Been There, Done That, Got Loads of Free T-Shirts

Linux.conf.au was pretty cool – there were OLPCs to play with, faces put with names (and nicks), an awesome Open Day full of shiny demos, and a luncheon pilgrimage to the Red Hat Noodle Bar.

I gave a talk about superswitcher at the GNOME miniconf. It wasn’t the sexiest topic, and I was a little nervous (I haven’t really done a lot of presenting before), but I don’t think it sucked. It was a better experience than one I had a few years ago, when it was really cold, and my hands were stiff and frozen just before I had to get up on stage, so I thought to run some warm water over my hands, only to turn the tap on far too fast, and the splash gave me a nice big wet patch right over my groin :-). Unfortunately, the video appears to be lost. There are OGGs of Davyd’s introduction and t-shirt handing out (trust me, it’s not that interesting) beforehand, and the Avahi talk afterwards, but not the one of me. So much for my 15 minutes of fame, but really, there wasn’t a lot to it (if you want to find out what superswitcher does, just download and try it). At least Davyd took a photo.
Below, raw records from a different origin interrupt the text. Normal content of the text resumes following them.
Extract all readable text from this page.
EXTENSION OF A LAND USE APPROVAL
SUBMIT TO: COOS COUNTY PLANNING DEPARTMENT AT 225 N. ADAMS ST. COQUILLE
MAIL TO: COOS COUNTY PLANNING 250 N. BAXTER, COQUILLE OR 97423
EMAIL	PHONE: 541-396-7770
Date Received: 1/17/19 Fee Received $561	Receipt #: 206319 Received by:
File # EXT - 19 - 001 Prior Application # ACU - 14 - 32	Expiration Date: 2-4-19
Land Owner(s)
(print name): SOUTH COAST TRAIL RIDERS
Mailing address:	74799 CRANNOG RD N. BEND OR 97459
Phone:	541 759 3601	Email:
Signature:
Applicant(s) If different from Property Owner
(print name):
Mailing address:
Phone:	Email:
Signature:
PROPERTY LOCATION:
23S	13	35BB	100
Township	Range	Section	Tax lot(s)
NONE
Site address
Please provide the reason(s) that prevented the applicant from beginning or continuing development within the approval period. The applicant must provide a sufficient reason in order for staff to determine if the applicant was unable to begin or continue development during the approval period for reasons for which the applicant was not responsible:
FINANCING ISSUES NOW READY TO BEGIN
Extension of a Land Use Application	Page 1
Anyway, I talked a little bit about the wnck library, and if you want to start playing around with that, then I have some wnck python example programs that are pretty short and simple. Another example I gave is how easy a (Python) D-Bus program can be. Here’s a 4-liner that tickles superswitcher (yeah, you will need a version after 0.4):

#!/usr/bin/env python
import dbus
dbus.SessionBus().get_object('superswitcher.SuperSwitcher',
                            '/superswitcher/SuperSwitcher').TogglePopup()
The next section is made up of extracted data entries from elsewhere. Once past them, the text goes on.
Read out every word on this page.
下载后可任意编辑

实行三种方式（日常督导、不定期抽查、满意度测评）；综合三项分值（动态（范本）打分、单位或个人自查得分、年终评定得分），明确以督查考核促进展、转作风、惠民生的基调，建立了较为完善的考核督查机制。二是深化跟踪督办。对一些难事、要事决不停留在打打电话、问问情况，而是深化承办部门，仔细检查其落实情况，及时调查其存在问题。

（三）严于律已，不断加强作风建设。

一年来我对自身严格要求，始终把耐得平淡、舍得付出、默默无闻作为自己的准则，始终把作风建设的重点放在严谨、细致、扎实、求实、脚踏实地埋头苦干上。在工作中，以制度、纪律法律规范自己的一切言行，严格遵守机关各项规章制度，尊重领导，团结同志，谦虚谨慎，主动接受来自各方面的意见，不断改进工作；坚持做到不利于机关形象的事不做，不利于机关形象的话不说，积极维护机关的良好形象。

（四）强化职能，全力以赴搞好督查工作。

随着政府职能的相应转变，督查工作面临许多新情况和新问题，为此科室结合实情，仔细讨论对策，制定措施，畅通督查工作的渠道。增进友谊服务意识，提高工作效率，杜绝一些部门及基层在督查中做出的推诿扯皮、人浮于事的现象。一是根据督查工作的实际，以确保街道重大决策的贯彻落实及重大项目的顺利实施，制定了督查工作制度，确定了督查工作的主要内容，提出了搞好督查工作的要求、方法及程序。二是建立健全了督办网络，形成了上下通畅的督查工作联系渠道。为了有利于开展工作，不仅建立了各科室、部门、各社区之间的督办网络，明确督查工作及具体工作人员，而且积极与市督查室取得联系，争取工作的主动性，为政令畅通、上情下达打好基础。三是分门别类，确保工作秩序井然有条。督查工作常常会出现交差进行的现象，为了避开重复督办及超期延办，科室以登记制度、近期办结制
Finally, Enso was just released, albeit Windows-only and trial-ware (yeah, they gotta eat). From my biased viewpoint, it looks sort of Deskbarish (they mention Python plug-ins!), sort of Superswitcherish (they switch windows by find-as-you-type title search, and they trigger on Caps Lock!), sort of Quicksilverish (Santa is still yet to gift me a BlingBook Pro), sort of Google Desktop Ctrl-Ctrl-ish, surely sort of other things I haven’t seen yet, and heavily influenced by the late Jef Raskin’s The Humane Interface (certainly interesting reading for UI designer wannabes, especially those who want to get away from the “nothing’s changed since the 90s, overlapping windows, files and folders, icons on a desktop” rut). The Flash demos are all very flash :-), although I don’t really see the life-changing-ness of being able to calculate anywhere (maybe I just wasn’t cut out to be an accountant). The “learn as” feature seems nifty at first glance (although if it’s just files or URLs, you could simply just bookmark them in Nautilus or Epiphany and pick them up in the Deskbar).

Update (2007-01-29): Terry didn’t win, by the way, but he still made the news. Apparently he “is a true-blue Australian with a fondness for meat pies, football, cricket, and our easygoing, honest, and relaxed culture”, despite me being unable to remember the last time he ate a meat pie, watched the footy, or the cricket. He is, however, easygoing, honest and relaxed.